[SOLVED] problem creating an array from a function in bash

mia_tech · 03-20-2014, 04:39 PM

I have an array and a function which list all files in a directory and initializes the array; however, that method is not working. Aparently b/c the variable is local to the function. How can I make it global, or what would be the correct way to pass it to the function without using return

Code:

list_files() {
 files=($(ls | grep txt 2>/dev/null))
 if [ $? -ne 0 ]; then
  echo "error...."
  exit 1
}

files=""
list_files

by the way, I know this will work just fine

Code:

files=($(ls | grep txt 2>/dev/null))

I wanted to use a function which output an error in case of an empty directory

grail · 03-20-2014, 08:43 PM

Quote:

I have an array and a function which list all files in a directory and initializes the array; however, that method is not working. Aparently b/c the variable is local to the function.
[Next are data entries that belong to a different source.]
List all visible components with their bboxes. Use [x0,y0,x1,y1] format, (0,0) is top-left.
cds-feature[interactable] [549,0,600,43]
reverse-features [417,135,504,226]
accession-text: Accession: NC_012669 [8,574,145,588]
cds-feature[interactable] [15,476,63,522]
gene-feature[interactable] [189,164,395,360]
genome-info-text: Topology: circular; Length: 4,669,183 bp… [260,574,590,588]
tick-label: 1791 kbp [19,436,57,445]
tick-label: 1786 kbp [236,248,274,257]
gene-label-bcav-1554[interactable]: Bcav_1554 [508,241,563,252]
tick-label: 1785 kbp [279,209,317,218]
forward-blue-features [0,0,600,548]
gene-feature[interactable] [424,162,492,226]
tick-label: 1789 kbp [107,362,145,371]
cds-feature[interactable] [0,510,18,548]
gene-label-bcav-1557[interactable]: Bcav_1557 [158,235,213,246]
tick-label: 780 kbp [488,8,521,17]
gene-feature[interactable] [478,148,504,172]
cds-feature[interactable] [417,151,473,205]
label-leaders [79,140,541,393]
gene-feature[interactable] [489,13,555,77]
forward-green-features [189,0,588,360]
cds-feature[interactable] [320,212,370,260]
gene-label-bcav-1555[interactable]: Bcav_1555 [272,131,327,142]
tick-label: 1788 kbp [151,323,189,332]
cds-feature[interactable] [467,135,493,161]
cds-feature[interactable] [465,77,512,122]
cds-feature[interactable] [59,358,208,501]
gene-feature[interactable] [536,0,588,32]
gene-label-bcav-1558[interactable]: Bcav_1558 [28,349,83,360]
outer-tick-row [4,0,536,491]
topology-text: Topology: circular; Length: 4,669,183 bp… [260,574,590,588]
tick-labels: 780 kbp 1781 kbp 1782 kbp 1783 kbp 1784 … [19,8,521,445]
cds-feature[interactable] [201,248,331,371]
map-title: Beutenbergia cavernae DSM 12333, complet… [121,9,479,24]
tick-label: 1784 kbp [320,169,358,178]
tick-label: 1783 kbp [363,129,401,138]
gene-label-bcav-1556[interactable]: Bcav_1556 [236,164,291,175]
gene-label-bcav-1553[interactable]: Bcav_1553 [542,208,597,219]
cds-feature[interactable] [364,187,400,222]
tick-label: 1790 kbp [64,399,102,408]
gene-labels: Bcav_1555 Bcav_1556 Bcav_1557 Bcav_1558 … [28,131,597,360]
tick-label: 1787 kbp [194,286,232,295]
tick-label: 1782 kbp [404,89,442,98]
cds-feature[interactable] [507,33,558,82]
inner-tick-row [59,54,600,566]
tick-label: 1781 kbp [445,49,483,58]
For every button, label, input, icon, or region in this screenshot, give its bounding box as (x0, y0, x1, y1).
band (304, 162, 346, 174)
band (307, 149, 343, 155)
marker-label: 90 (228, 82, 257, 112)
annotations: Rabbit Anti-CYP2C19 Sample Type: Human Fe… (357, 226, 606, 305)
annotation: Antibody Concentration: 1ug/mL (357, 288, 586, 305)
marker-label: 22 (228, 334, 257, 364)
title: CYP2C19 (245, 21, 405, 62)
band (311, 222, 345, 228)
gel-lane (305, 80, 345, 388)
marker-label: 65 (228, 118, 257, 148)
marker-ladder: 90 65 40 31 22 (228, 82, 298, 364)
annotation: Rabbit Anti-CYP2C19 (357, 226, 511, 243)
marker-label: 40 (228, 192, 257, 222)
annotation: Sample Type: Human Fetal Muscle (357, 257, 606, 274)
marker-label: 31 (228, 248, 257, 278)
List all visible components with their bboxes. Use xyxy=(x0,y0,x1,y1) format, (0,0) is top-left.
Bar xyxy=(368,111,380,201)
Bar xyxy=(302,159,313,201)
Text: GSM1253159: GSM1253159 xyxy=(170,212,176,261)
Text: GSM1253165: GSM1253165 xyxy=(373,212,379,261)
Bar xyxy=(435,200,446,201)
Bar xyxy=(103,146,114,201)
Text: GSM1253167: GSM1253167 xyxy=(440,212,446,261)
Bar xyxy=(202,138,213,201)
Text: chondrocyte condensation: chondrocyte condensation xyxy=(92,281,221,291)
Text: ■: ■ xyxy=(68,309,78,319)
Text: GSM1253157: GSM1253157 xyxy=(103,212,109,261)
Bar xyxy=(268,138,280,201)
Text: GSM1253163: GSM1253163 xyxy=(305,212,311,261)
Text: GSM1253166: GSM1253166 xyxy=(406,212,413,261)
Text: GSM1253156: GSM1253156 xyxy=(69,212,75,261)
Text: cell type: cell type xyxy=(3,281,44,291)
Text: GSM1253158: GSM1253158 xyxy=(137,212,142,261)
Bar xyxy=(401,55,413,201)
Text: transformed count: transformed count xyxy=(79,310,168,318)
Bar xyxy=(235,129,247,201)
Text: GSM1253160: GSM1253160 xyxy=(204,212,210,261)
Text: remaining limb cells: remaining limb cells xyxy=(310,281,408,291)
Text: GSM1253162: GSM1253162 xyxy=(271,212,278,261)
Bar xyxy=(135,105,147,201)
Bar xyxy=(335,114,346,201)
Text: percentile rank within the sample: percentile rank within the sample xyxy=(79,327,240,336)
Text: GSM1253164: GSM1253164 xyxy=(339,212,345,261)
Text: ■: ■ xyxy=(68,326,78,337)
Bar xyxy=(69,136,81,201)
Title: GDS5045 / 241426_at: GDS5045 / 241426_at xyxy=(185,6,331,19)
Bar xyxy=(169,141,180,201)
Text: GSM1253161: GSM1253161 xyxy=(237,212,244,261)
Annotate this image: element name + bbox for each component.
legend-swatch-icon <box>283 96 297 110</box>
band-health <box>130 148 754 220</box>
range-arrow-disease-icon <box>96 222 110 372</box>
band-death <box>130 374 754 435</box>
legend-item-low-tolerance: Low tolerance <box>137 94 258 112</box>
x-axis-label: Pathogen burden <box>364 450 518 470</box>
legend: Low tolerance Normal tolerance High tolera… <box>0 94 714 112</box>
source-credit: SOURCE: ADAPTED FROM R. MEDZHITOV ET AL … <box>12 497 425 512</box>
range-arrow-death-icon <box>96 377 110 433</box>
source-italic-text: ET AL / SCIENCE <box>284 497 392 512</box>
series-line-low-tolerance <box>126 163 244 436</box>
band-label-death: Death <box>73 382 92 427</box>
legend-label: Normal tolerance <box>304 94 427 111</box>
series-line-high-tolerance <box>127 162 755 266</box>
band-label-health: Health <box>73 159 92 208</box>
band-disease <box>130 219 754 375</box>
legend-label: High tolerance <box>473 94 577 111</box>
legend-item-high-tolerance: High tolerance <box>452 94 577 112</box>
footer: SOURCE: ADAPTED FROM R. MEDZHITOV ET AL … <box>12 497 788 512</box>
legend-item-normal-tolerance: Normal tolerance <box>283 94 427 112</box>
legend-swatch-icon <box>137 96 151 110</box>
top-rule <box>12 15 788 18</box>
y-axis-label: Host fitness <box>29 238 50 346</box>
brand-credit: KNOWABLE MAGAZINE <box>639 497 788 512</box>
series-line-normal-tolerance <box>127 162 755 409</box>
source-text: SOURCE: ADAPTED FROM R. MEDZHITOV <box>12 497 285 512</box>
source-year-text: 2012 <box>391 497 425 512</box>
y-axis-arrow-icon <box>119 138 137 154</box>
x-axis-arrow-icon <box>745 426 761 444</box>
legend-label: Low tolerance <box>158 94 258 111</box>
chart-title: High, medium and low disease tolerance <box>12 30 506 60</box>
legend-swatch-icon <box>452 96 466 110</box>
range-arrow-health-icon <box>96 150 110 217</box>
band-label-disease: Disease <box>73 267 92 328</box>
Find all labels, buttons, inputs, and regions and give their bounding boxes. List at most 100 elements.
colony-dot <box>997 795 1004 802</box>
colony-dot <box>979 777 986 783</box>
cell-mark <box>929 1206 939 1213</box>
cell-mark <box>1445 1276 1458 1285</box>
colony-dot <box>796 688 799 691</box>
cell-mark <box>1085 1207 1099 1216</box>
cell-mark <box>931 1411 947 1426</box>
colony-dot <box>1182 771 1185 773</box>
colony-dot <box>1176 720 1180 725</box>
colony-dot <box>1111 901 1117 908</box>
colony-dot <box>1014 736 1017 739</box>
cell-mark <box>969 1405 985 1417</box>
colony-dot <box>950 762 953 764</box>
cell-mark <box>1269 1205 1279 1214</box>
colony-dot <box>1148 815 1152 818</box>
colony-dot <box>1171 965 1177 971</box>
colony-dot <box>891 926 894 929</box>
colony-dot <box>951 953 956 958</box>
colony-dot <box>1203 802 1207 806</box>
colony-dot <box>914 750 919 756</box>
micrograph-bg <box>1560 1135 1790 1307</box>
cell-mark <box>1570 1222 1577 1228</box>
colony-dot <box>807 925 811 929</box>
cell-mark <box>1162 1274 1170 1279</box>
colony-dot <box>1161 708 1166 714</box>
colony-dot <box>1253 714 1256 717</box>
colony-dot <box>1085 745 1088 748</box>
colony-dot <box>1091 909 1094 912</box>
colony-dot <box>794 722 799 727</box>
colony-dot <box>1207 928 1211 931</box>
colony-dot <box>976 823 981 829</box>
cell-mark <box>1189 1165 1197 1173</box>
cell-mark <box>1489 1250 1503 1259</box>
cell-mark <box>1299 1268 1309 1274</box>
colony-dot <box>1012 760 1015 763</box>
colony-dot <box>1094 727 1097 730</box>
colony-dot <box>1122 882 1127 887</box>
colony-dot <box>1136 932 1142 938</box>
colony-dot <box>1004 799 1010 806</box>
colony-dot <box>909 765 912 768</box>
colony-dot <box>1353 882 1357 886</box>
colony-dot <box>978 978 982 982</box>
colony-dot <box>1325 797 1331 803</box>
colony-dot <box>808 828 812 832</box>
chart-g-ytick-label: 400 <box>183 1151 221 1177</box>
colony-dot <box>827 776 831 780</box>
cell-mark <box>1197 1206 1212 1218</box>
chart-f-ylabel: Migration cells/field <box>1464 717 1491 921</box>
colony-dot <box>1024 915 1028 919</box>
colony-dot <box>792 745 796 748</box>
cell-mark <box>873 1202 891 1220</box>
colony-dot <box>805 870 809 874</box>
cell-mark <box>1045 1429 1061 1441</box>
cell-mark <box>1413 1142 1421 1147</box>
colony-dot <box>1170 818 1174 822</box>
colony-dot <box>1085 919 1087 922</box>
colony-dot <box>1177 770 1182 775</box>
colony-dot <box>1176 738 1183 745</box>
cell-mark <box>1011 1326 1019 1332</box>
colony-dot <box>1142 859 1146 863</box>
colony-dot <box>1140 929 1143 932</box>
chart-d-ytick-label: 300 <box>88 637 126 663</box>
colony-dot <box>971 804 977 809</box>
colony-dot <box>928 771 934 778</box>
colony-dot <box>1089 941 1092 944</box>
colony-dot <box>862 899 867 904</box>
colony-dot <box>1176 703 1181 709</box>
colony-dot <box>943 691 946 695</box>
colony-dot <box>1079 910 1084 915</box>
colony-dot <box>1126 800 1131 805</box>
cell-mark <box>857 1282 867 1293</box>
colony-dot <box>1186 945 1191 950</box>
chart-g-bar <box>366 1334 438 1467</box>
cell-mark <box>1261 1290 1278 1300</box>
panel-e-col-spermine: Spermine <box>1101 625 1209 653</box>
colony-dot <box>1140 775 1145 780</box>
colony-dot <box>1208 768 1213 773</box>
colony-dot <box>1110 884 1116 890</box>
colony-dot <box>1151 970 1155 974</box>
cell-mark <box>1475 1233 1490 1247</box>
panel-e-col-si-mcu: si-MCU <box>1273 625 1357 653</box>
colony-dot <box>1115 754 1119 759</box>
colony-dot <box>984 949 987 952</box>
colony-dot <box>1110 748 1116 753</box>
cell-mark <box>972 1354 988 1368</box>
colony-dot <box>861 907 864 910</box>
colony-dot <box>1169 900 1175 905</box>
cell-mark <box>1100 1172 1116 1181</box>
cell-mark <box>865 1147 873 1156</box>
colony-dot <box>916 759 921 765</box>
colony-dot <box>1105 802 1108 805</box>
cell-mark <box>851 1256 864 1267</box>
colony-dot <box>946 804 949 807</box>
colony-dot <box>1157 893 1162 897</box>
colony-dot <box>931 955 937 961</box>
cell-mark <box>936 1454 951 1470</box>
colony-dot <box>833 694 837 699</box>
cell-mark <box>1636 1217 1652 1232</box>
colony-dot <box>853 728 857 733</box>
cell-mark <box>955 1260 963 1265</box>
How can I make it global, or what would be the correct way to pass it to the function without using return

Please explain what you are getting and how it differs from what you want?
Also, if you place set -xv in your script it will show you what the interpreter is doing.

Lastly, there is no need for grep and ls should not be used for parsing (see here).
Just use simple globbing:

Code:

files=( *.txt )

ntubski · 03-21-2014, 09:17 AM

Quote:

Originally Posted by grail

Just use simple globbing:

Code:

files=( *.txt )

+1

And use shopt -s failglob to get an error if there are no .txt files.